Giorgio Bassani published a collection of short stories with the deceptively innocuous title The Smell of Hay. I suspect that for many people, that triggers fond, nostalgic associations with spring and summertime–universal and perennial symbols of new life, new hope, and the prime of life. Likewise, I'm sure that for many people, summer represents the carefree days of youth. Some of their fondest childhood memories are memories of summer break. The mere sound of lawnmowers can instantly evoke that past.
In that respect, Bassani's title is subversive, because the default associations are juxtaposed against the intended meaning. The title fosters a false impression that Bassani will sabotage. In context, the title alludes to mown hay at the gates of the 17C Jewish cemetery in Ferrara. In that setting, it has reference, not to hope and halcyon youth, but to death and forgetfulness.
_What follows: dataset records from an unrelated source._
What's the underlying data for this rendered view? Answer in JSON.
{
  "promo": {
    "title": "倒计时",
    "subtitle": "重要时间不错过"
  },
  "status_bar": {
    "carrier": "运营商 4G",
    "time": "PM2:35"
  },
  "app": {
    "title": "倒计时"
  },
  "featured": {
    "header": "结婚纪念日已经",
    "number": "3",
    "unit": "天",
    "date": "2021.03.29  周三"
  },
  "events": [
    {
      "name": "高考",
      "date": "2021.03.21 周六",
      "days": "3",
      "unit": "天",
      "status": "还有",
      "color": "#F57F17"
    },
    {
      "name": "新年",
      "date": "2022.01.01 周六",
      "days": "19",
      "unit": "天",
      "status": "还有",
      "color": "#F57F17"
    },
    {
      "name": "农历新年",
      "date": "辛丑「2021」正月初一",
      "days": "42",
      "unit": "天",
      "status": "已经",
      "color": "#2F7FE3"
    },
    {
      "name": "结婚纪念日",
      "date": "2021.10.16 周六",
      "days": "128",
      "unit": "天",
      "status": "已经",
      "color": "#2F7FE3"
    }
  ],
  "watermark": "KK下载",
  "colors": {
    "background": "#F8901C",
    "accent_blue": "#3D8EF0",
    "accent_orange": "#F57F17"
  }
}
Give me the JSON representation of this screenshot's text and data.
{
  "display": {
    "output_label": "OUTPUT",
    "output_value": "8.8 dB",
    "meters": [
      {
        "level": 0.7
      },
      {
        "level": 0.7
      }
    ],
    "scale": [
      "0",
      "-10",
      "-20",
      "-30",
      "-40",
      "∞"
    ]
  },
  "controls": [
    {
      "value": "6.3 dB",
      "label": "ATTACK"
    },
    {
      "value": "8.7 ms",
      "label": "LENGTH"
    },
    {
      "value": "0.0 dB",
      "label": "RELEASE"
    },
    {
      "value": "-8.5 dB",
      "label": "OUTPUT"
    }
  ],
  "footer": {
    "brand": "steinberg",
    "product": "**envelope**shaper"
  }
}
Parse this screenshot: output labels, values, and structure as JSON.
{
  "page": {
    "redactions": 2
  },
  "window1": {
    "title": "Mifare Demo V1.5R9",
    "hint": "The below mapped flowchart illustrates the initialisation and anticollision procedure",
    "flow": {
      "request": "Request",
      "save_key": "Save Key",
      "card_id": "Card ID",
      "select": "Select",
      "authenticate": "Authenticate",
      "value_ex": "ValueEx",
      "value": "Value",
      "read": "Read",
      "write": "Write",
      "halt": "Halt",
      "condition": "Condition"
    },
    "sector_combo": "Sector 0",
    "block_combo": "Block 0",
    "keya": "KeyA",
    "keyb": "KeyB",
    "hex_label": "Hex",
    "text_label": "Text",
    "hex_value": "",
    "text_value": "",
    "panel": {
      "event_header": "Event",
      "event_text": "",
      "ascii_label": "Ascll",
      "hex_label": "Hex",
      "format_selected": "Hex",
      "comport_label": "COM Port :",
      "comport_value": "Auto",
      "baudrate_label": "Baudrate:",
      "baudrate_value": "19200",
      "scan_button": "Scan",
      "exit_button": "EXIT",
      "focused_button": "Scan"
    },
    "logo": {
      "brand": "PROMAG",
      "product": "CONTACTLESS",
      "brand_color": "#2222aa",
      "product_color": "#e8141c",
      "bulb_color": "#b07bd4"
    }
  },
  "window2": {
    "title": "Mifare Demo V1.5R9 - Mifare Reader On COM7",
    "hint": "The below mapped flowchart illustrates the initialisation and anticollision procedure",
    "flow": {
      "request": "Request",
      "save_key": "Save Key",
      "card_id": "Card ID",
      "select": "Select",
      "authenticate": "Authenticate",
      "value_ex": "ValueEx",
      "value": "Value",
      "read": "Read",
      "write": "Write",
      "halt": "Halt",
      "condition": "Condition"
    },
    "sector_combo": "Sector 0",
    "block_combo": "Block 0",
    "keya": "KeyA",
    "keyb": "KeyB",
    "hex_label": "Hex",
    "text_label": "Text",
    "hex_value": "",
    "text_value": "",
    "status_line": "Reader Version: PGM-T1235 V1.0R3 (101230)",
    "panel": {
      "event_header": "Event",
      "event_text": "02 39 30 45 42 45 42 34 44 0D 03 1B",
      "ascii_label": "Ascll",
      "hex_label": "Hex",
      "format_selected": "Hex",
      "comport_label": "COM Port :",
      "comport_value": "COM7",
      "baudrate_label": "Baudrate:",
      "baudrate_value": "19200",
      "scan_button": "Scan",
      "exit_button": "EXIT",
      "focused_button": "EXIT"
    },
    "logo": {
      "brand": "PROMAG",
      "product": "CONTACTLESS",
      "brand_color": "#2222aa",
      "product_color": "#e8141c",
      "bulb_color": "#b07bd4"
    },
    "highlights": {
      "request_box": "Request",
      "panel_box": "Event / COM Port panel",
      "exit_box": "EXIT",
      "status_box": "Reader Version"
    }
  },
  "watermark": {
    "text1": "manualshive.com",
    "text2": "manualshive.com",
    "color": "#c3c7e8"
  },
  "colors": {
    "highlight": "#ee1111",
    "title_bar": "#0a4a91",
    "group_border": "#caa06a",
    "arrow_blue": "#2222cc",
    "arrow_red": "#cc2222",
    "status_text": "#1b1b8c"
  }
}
Bassani trades on the contrast between the default association and the abrasive context.
And it has a more sinister significance. Not death by natural causes, not death from old age, but the Holocaust. Of the 760 Jews who lived in prewar Ferrara, only 200 survived. So many of Bassani's Jewish friends, neighbors, and classmates perished in the gas chambers. So his title is actually ominous.
Bassani wrote to keep their memory alive. Ironically, he is now interred in the very cemetery his title evokes.
At one level, this illustrates the open-textured character of metaphors. Metaphors have surplus meaning. What they signify is context-dependent.
But to some degree it illustrates the ambiguity of good and evil. I don't mean to suggest that good and evil are generally ambiguous. There are unambiguous examples of good and evil.
However, there are situations in which one person's good is another person's evil. What is beneficial for one person may be maleficial for another. For some people, the fragrance of fresh-cut grass brings back memories of a happy childhood. But for Bassani, it's the stench of death and moral horror.
That complicates the problem of evil. For there are situations in which good and evil are relative. That's not to deny absolute good and evil, but not every event can be dichotomized in that fashion.
Enclosed all about by an old perimeter wall some three meters high, Ferrara's Jewish cemetery is a vast grassy expanse so vast that the gravestones, gathered in separate and distinct groups, appear far fewer than they actually are. On the eastern side, the circling wall is in the lee of the city's bastions, thick planted even today with big trees–limes, elms, chestnuts and also some oaks–arrayed in a double row along the top of the embankment. At least in this stretch, the war has spared these beautiful, ancient plants. You can only just make out the red sixteenth-century tower that some thirty years ago served as a powered magazine, half hidden as it is behind their broad green domes.
During the summer months, the grass in our cemetery always grows with a frantic vigor. I'm not sure if that's still the case, but what's certain is that around 1938, at the time of the Racial Laws, the Jewish community used to entrust the cutting to an agricultural agency from the province…The scythers advanced slowly, in a semi-circular formation, moving their arms in synchronized rhythm…in the dog days' heat haze.
Towards five o'clock in the afternoon, the farm workers would abandon their scything. Overladen with swaying heaps of hay and drawn by a yoked pair of oxen, their carts went out one after the other into Via dell Vigne, where, at that hour, the inhabitants of the neighborhood, pensioners in shirt sleeves with a pipe or a Tuscan cigar between their teeth…were almost all seated out of doors, in a row in front of their little one-story dwellings.
As soon as the hearse had crossed the threshold of the big entrance gate, doing so at a leisurely jolt, the sharp smell of mown hay wafted across to liven up the cortege oppressed by the heat. Giorgio Bassani, The Smell of Hay (Penguin Books, 2014), 12-13.